The PayByPhone sticker, provided by Fremont, Calif., company Cellotape Inc., has a 13.56 MHz NFC-compliant passive RFID tag from UPM RFID, inserted and encoded in the sticker by Cellotape. An eight-digit ID number is listed on the sticker, as well as instructions to either call SFMTA's phone number (in order to manually input that ID and provide credit-card details) or download and use the PayByPhone mobile app to input the number (by tapping an NFC-enabled phone against the sticker).
All of the city's meters accept coin payments, but if a driver prefers to utilize the NFC technology, he would first need to download the app and input a credit- or debit-card number, to be linked to his own phone's NFC ID number. Upon tapping the phone against the sticker, the driver would see instructions on his phone, prompting him to input how long he planned to park in that spot—one hour, for example—after which the PayByPhone software would display the cost of that transaction, which that person would then be required to approve before the transaction could be completed. Five minutes before the meter was due to expire, that individual's phone would receive a text message reminding him that he must either retrieve his car or pay for additional time (assuming the city's parking regulations allowed the latter option). PayByPhone is providing the service at no cost to San Francisco. Rather, the company charges each user a 45-cent service fee per transaction, to cover all costs.
City workers patrolling the streets looking for parking violations will continue to use their existing handheld PDAs, which enable them to print tickets. With the PayByPhone system in place, an employee can simply input a particular meter's eight-digit number, which would then be transmitted to the PayByPhone server via a Wi-Fi or cellular connection. Server software would then provide a list of all spots on that side of the street, for that specific block, that have been paid for. Those unpaid would thus be in violation. Since the first NFC stickers were installed on Dec. 14, Rose says, there have been approximately 500 NFC transactions—though he expects that number to grow as additional NFC-enabled phones are adopted.

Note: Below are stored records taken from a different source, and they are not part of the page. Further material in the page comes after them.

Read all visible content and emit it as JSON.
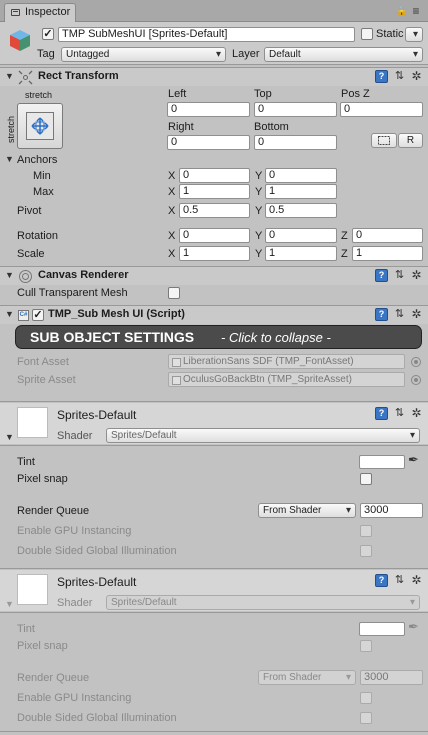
{
  "window": {
    "tab_label": "Inspector"
  },
  "header": {
    "object_active": true,
    "object_name": "TMP SubMeshUI [Sprites-Default]",
    "static_label": "Static",
    "static_checked": false,
    "tag_label": "Tag",
    "tag_value": "Untagged",
    "layer_label": "Layer",
    "layer_value": "Default"
  },
  "rect_transform": {
    "title": "Rect Transform",
    "anchor_preset_top": "stretch",
    "anchor_preset_side": "stretch",
    "left_label": "Left",
    "top_label": "Top",
    "posz_label": "Pos Z",
    "left_value": "0",
    "top_value": "0",
    "posz_value": "0",
    "right_label": "Right",
    "bottom_label": "Bottom",
    "right_value": "0",
    "bottom_value": "0",
    "raw_button": "R",
    "anchors_label": "Anchors",
    "min_label": "Min",
    "max_label": "Max",
    "min_x": "0",
    "min_y": "0",
    "max_x": "1",
    "max_y": "1",
    "pivot_label": "Pivot",
    "pivot_x": "0.5",
    "pivot_y": "0.5",
    "rotation_label": "Rotation",
    "rot_x": "0",
    "rot_y": "0",
    "rot_z": "0",
    "scale_label": "Scale",
    "scale_x": "1",
    "scale_y": "1",
    "scale_z": "1",
    "axis_x": "X",
    "axis_y": "Y",
    "axis_z": "Z"
  },
  "canvas_renderer": {
    "title": "Canvas Renderer",
    "cull_label": "Cull Transparent Mesh",
    "cull_checked": false
  },
  "tmp_script": {
    "enabled": true,
    "title": "TMP_Sub Mesh UI (Script)",
    "script_badge": "C#",
    "collapse_bold": "SUB OBJECT SETTINGS",
    "collapse_hint": "- Click to collapse -",
    "font_asset_label": "Font Asset",
    "font_asset_value": "LiberationSans SDF (TMP_FontAsset)",
    "sprite_asset_label": "Sprite Asset",
    "sprite_asset_value": "OculusGoBackBtn (TMP_SpriteAsset)"
  },
  "materials": [
    {
      "name": "Sprites-Default",
      "shader_label": "Shader",
      "shader_value": "Sprites/Default",
      "tint_label": "Tint",
      "pixel_snap_label": "Pixel snap",
      "render_queue_label": "Render Queue",
      "render_queue_mode": "From Shader",
      "render_queue_value": "3000",
      "gpu_instancing_label": "Enable GPU Instancing",
      "double_sided_label": "Double Sided Global Illumination"
    },
    {
      "name": "Sprites-Default",
      "shader_label": "Shader",
      "shader_value": "Sprites/Default",
      "tint_label": "Tint",
      "pixel_snap_label": "Pixel snap",
      "render_queue_label": "Render Queue",
      "render_queue_mode": "From Shader",
      "render_queue_value": "3000",
      "gpu_instancing_label": "Enable GPU Instancing",
      "double_sided_label": "Double Sided Global Illumination"
    }
  ],
  "icons": {
    "help": "?",
    "preset": "⇅",
    "gear": "✲"
  },
  "colors": {
    "tint": "#ffffff",
    "help_button": "#3b76c4",
    "collapse_bar": "#4b4b4b"
  }
}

To date, Podmore says, about 93 municipalities are using PayByPhone parking-payment solutions, including the Westminster section of London. However, he notes, San Francisco is the first to include the NFC functionality. The second NFC-enabled PayByPhone solution is scheduled to go live in February 2012, he adds, with 650 stickers, in the city of Ottawa, Ontario. In this case, Ottawa will attach the stickers to its existing payment machines, each supporting up to 10 parking spots in which a motorist will be able to enter his license plate number, which would then be linked to that person's payment information stored on the PayByPhone system. If the driver opts for the NFC function, however, the mobile phone could read the NFC sticker and forward that sticker's ID, along with its own, to the back-end server, where the user's license plate number and payment data would be linked to that information, thereby making the process faster and more efficient. PayByPhone expects to equip its existing customers with NFC technology during the coming years as well.